FOR LOCAL MOTIVE, BUY THE BEST CONNEX, A FOCUS ON TODAY

Local Motive
Local Motive won the James F. Lewis, III Stakes at Laurel Park. Photo Maryland Jockey Club.

“I’m just enjoying this moment,” Bird Mobberley said moments after Local Motive had scored in the $100,000 James F. Lewis, III Stakes Saturday at Laurel Park. “Whatever happens tomorrow happens tomorrow.”

It’s an attitude befitting a woman who’s spent her life around the game — her late parents were horsemen — and knows how ephemeral the good times can be.

“It’s very nice,” Mobberley said. “Very, very nice.”

Indeed, it’s doubly so. Mobberley has a pair of two-year-old stakes winners now in Maryland Million Lassie winner Buff My Boots, who ran fifth in today’s $100,000 Smart Halo for fillies — “They went so fast [early],” Mobberley said of the Smart Halo. “That hit her right between the eyes” — and Local Motive.

Local Motive, a gelding by Divining Rod, has packed a career’s worth of adventure into just six races. A winner at first asking in July at Pimlico, Local Motive also won his second start, in the restricted, $100,000 Hickory Tree Stakes at Colonial Downs.

Sent off the 4-5 favorite in the August 29 Timonium Juvenile Stakes, Local Motive broke slowly, dropped farther back, and then was pulled up by jockey J. D. Acosta before being vanned off.

Fortunately, the injury turned out to be much ado about not very much at all.

“He had never had dirt in his face,” Mobberley said. “He just panicked when the dirt started coming back at him.”

Local Motive was back on the work tab in a week, ran fifth in the Smoke Glacken Stakes at Monmouth Park Sept. 26, and then finished third in the Maryland Million Nursery.

Today under J. D. Acosta, Local Motive broke alertly but was content to cede the early advantage to the duo of Amidships and Tops the Chart, who were one-two after an opening quarter in a brisk 21.98 seconds. Local Motive, meanwhile, was three wide and — importantly — in the clear.

Local Motive bid up to virtually even terms rounding the turn, put a head in front, and then had to withstand a strong bid from the Penny Pearce-trained Beast or Famine. Local Motive won by a head over that rival, with No Sabe Nada three lengths farther back in third.
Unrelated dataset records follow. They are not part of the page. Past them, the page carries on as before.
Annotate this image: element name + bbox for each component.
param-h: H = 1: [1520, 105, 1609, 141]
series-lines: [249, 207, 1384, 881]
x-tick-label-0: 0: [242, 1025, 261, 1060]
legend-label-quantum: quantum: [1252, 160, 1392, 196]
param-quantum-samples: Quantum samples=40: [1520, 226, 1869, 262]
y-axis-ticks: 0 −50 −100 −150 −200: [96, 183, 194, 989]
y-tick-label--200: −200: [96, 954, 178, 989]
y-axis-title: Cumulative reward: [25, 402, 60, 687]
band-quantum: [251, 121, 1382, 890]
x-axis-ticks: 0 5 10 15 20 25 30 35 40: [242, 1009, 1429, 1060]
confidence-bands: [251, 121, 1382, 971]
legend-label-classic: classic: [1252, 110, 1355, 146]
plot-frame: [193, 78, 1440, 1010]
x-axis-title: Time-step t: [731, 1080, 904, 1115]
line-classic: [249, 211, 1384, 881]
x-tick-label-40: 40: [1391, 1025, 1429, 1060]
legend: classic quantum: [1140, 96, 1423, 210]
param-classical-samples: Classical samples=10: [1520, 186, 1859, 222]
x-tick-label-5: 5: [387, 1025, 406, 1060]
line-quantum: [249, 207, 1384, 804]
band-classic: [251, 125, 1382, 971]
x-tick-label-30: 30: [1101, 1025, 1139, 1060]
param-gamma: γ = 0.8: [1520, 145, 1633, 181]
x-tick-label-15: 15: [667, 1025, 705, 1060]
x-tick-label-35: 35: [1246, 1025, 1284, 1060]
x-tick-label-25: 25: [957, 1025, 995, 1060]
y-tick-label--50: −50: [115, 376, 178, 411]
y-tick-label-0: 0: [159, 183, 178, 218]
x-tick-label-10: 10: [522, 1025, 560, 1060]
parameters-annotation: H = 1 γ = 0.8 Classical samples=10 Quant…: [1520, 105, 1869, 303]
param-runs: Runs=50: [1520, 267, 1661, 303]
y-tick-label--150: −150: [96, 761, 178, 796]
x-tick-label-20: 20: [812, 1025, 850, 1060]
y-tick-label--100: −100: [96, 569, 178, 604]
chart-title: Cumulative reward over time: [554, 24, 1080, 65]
Running time for six furlongs on a good main track was 1:10.16.

Local Motive paid $8.20 to win as the third choice in the field of eight. The exacta returned $36.70 for one dollar.

Local Motive was bred in Maryland by Wasabi Ventures Stables LLC and Greenspring Mares LLC, which makes him eligible for the Dec. 4 Maryland Juvenile Championship, if Mobberley and trainer John Salzman, Jr. opt in that direction.

But Mobberley was more interested in enjoying the moment, and looking back, than in imagining the future.

“My parents [Jack and Gretchen Mobberley] were horsemen here in Maryland, and I worked for them for a lot of years,” Mobberley said. “To win an open stake, I know they’re looking down, and they’re happy for me. And they’re smoking cigarettes and drinking martinis.”

One race prior, Buy the Best rated in mid-pack before romping home three lengths clear in a fast 1:09.99 in the six-furlong, $100,000 Smart Halo for two-year-old fillies.

Buy the Best, trained by Cal Lynch and ridden by Jaime Rodriguez, now has won three straight for owner Hope Jones. Jones, who lives in Florida, is a daughter of the late Amory Haskell, who spearheaded the creation of Monmouth Park. Back in 2016 and 2017, Irish War Cry, owned by Hope Jones’s sister Isabelle de Tomaso, parlayed a Maryland stakes win eventually into a spot in the Kentucky Derby.

While Hope Jones didn’t make it to Laurel Park Saturday — she lives in Florida — her nieces Isobel Ellis and Ellie Glaccum did, the former driving up from Washington, DC, the latter down from Pennsylvania.

“They own horses together and separately,” Ellis said of the two sisters. “But they’re together watching this race, cheering each other on. They sit and watch every race together.”

Sometimes, of course, that leads to friendly competition. In Buy the Best’s prior start, she’d finished first, while Isabelle de Tomaso’s Maestria was second and then disqualified from second to third.

No such problem today. Buy the Best, a daughter of Tapture, cruised home for her third win from five starts, pushing her earnings to $117,480. And while Ellis and Glaccum were enjoying the moment, they’re also aware, they said, of how special these moments are.

“In hindsight, now we know how hard it really is [to reach the top races],” Glaccum said. “These races mean a lot more.”